Fall or spring tillage?
Unlike last year, the way this fall's shaping up in the Corn Belt, you may actually have time to take care of fall tillage.
With harvest progressing ahead of schedule, the window's open for fall tillage if that's part of your plan. If you're on the fence, consider this: "Tilling soil during spring potentially may lead to soil compaction, not be very effective in soil fracturing due to high soil moisture, potentially smear soil, and create large sized soil clods," say Iowa State University Extension specialists Mahdi Al-Kaisi and Mark Hanna, an agronomist and ag engineer, respectively.
The specialists say fall tillage has more potential upside than tilling in the spring. But, that doesn't mean it's that cut-and-dried. If you're dead-set on tilling, it's better to do it in the fall, as a general rule. But, don't overlook other ways to take care of your soil that can be better for the ground in other ways, Al-Kaisi and Hanna say.

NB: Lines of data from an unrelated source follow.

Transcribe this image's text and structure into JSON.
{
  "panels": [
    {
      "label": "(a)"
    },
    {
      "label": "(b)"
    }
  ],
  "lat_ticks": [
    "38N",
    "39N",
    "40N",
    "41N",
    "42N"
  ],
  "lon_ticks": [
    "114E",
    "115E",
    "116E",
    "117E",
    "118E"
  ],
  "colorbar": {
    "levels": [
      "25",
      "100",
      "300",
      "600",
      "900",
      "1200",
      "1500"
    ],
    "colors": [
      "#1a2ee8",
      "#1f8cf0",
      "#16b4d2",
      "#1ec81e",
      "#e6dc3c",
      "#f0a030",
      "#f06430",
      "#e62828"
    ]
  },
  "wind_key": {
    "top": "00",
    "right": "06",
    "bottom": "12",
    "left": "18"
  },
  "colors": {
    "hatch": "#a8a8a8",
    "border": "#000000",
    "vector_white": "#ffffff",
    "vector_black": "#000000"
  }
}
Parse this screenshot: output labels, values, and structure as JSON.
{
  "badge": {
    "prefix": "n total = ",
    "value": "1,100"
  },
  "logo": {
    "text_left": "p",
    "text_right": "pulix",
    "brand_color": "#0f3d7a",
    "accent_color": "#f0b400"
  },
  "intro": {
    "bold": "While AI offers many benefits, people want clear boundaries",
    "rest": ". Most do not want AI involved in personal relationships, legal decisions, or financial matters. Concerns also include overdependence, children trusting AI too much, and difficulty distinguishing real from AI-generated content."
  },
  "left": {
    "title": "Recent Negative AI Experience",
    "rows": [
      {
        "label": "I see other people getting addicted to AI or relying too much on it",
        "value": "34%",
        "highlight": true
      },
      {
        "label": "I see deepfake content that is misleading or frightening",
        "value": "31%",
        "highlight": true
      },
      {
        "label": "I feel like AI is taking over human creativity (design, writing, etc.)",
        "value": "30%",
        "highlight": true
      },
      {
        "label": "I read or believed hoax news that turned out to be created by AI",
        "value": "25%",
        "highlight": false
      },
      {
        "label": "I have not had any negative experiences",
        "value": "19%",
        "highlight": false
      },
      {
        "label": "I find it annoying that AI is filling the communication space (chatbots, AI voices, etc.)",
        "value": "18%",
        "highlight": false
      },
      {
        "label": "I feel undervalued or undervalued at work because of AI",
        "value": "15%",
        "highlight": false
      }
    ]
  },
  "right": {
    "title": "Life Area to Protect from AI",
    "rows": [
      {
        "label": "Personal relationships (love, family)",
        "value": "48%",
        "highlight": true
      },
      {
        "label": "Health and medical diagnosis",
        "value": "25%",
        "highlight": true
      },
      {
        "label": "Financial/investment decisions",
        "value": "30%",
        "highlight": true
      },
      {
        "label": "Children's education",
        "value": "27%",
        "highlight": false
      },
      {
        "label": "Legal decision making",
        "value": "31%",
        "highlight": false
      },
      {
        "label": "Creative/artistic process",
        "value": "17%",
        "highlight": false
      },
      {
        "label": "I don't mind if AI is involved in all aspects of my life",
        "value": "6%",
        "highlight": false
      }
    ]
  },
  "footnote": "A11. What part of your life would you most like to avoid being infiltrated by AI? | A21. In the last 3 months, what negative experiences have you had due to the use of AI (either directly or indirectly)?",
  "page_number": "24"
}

"If tillage is necessary, fall tillage is a better option because soil moisture is generally below field capacity; there is less potential for soil compaction; and soil temperature is suitable," they say in a university report. "However, tillage in general needs to be the last management option considered for improving soil tilth and productivity. There are alternatives that are equally as effective as conventional tillage. Site specific conditions, soil quality consideration, water quality consideration and economics of tillage need to be included in the decision whether to till."